Idle Time tends to be on the expensive side for a used bookstore, but they also more hard to find and even rare books, so you’re paying more for quality often.

They also have a rack outside: paperbacks for a 50 cents and hardbacks for a dollar.

Not that I haven’t bought too many books lately, not that I’m not way behind on my reading (I just last night finished A Dance with Dragons, which predictably ended on a cliffhanger that won’t be resolved for another five years). It’s more that I have a deep, pathological problem.

So, for 50 cents, I bought The Seven Storey Mountain.

Inside the front cover, was an inscription covering the entire page:

Dearest Patti,
This may look like a plain old fashioned paperback book – but is so much more than that. 
   Merton has something very precious, something I can only hope to feel Someday, but something so wonderful that I want to share it with you.

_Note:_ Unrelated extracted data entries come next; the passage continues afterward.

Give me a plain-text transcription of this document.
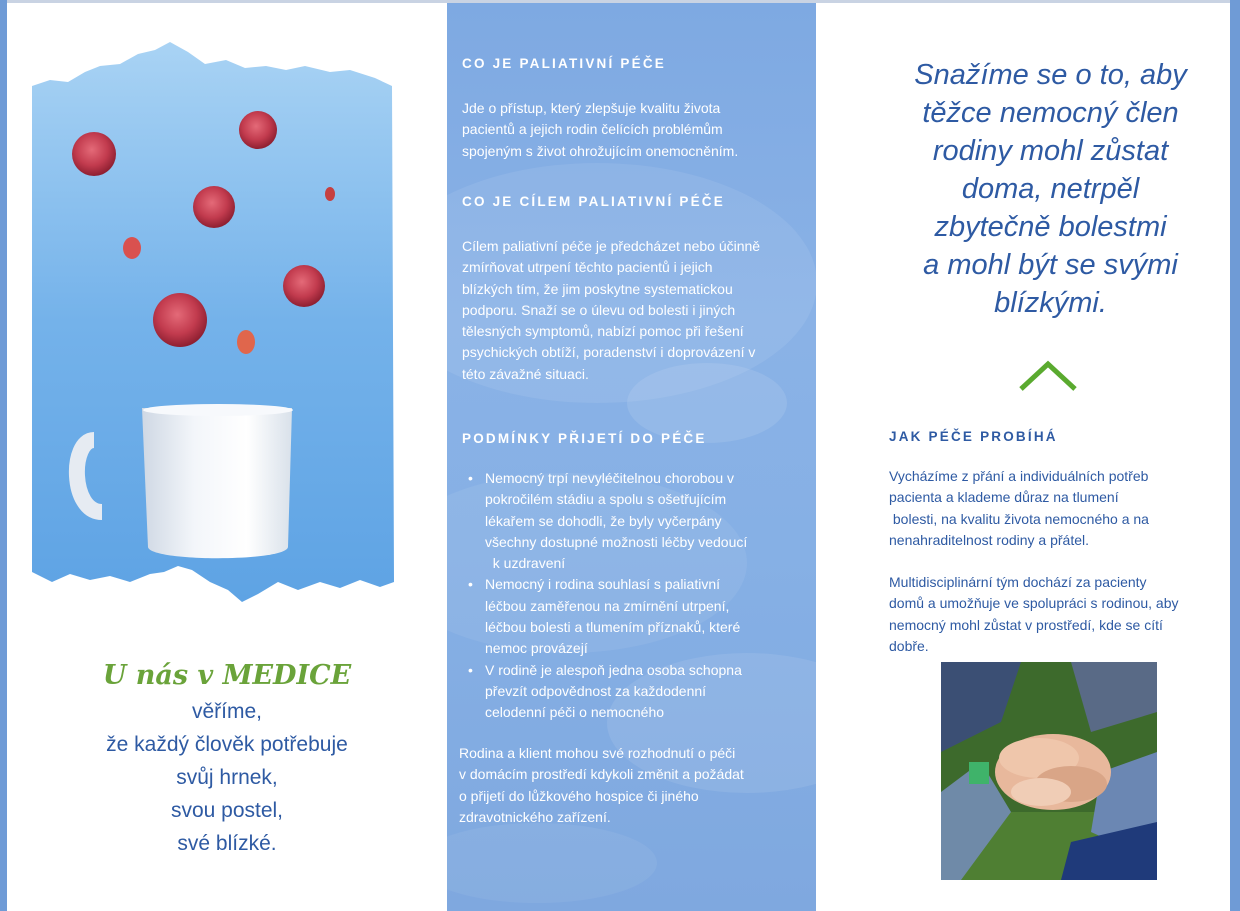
U nás v MEDICE

věříme,

že každý člověk potřebuje

svůj hrnek,

svou postel,

své blízké.

CO JE PALIATIVNÍ PÉČE

Jde o přístup, který zlepšuje kvalitu života
pacientů a jejich rodin čelících problémům
spojeným s život ohrožujícím onemocněním.

CO JE CÍLEM PALIATIVNÍ PÉČE

Cílem paliativní péče je předcházet nebo účinně
zmírňovat utrpení těchto pacientů i jejich
blízkých tím, že jim poskytne systematickou
podporu. Snaží se o úlevu od bolesti i jiných
tělesných symptomů, nabízí pomoc při řešení
psychických obtíží, poradenství i doprovázení v
této závažné situaci.

PODMÍNKY PŘIJETÍ DO PÉČE

• Nemocný trpí nevyléčitelnou chorobou v
pokročilém stádiu a spolu s ošetřujícím
lékařem se dohodli, že byly vyčerpány
všechny dostupné možnosti léčby vedoucí
k uzdravení
• Nemocný i rodina souhlasí s paliativní
léčbou zaměřenou na zmírnění utrpení,
léčbou bolesti a tlumením příznaků, které
nemoc provázejí
• V rodině je alespoň jedna osoba schopna
převzít odpovědnost za každodenní
celodenní péči o nemocného

Rodina a klient mohou své rozhodnutí o péči
v domácím prostředí kdykoli změnit a požádat
o přijetí do lůžkového hospice či jiného
zdravotnického zařízení.

Snažíme se o to, aby
těžce nemocný člen
rodiny mohl zůstat
doma, netrpěl
zbytečně bolestmi
a mohl být se svými
blízkými.

JAK PÉČE PROBÍHÁ

Vycházíme z přání a individuálních potřeb
pacienta a klademe důraz na tlumení
bolesti, na kvalitu života nemocného a na
nenahraditelnost rodiny a přátel.

Multidisciplinární tým dochází za pacienty
domů a umožňuje ve spolupráci s rodinou, aby
nemocný mohl zůstat v prostředí, kde se cítí
dobře.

And that’s why today – Sept. 19, 1965 – has been so extra-special: being able to share so much with you and Claire – and I know that I am truly the luckiest person ever.
   Gosh – with you for a sister and Claire too –
                    well, I’ve reached the point where words don’t come out right at all.
   So what does come out is Thank you so much, just for being you.
                                                                                                                Much love,
                                                                                                                        Kathy 

Of course, the  forty-sixth anniversary of this inscription will be on Monday.

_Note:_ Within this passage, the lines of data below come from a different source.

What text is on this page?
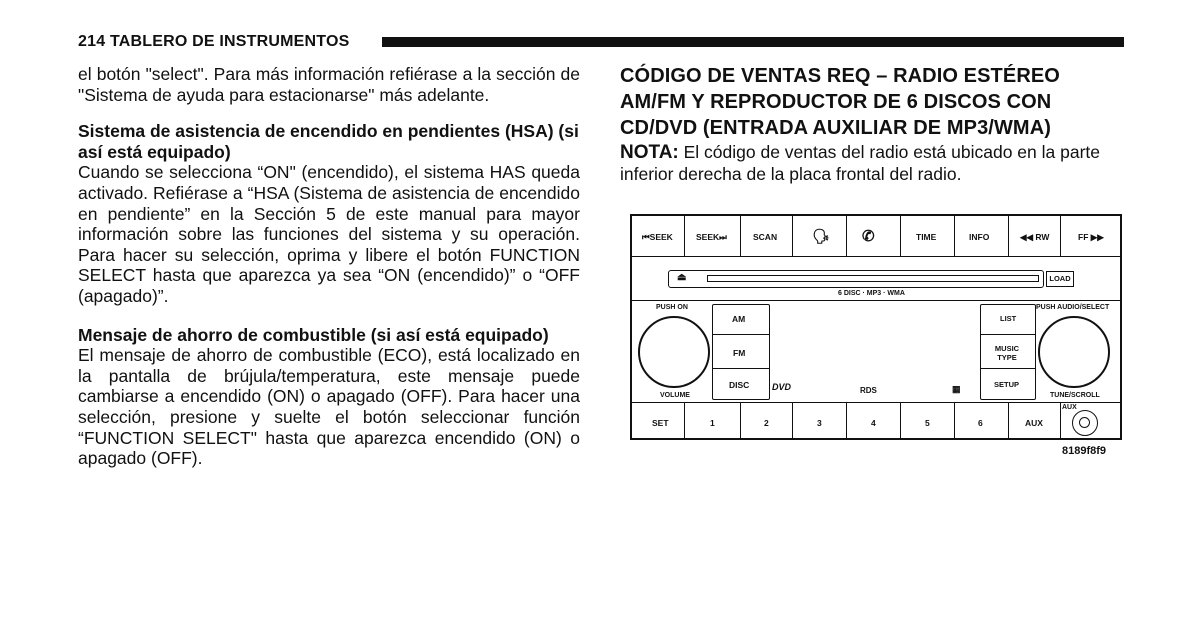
214 TABLERO DE INSTRUMENTOS

el botón "select". Para más información refiérase a la sección de "Sistema de ayuda para estacionarse" más adelante.

Sistema de asistencia de encendido en pendientes (HSA) (si así está equipado)

Cuando se selecciona “ON" (encendido), el sistema HAS queda activado. Refiérase a “HSA (Sistema de asistencia de encendido en pendiente” en la Sección 5 de este manual para mayor información sobre las funciones del sistema y su operación. Para hacer su selección, oprima y libere el botón FUNCTION SELECT hasta que aparezca ya sea “ON (encendido)” o “OFF (apagado)”.

Mensaje de ahorro de combustible (si así está equipado)

El mensaje de ahorro de combustible (ECO), está localizado en la pantalla de brújula/temperatura, este mensaje puede cambiarse a encendido (ON) o apagado (OFF). Para hacer una selección, presione y suelte el botón seleccionar función “FUNCTION SELECT" hasta que aparezca encendido (ON) o apagado (OFF).

CÓDIGO DE VENTAS REQ – RADIO ESTÉREO AM/FM Y REPRODUCTOR DE 6 DISCOS CON CD/DVD (ENTRADA AUXILIAR DE MP3/WMA)

NOTA: El código de ventas del radio está ubicado en la parte inferior derecha de la placa frontal del radio.

⏮SEEK	SEEK⏭	SCAN 🗣 ✆	TIME	INFO	◀◀ RW	FF ▶▶
⏏	LOAD
6 DISC · MP3 · WMA
PUSH ON
VOLUME
AM
FM
DISC	DVD	RDS	▦
LIST
MUSIC TYPE
SETUP
PUSH AUDIO/SELECT
TUNE/SCROLL
SET	1	2	3	4	5	6	AUX
AUX
8189f8f9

2 thoughts on “Inscribed Books

  1. Yes! This is why we shop for used books. I just picked up a packet of essays on Yeats and inside are about four different bookmarks. On another venture, I felt like the blogger behind Biblioklept.org, sneaking into an antique’s warehouse to lift a spineless book of Rudyard Kipling’s canon with a swastika on the front: inside, newspaper clippings of reviews and upcoming releases by the author, inspired poems inserted where the inspiring poem is, bird feathers and Canadian oak leaves… It would be worth something if the condition kept, but it’s worth more for its human value: you won’t get this on your reader-screens.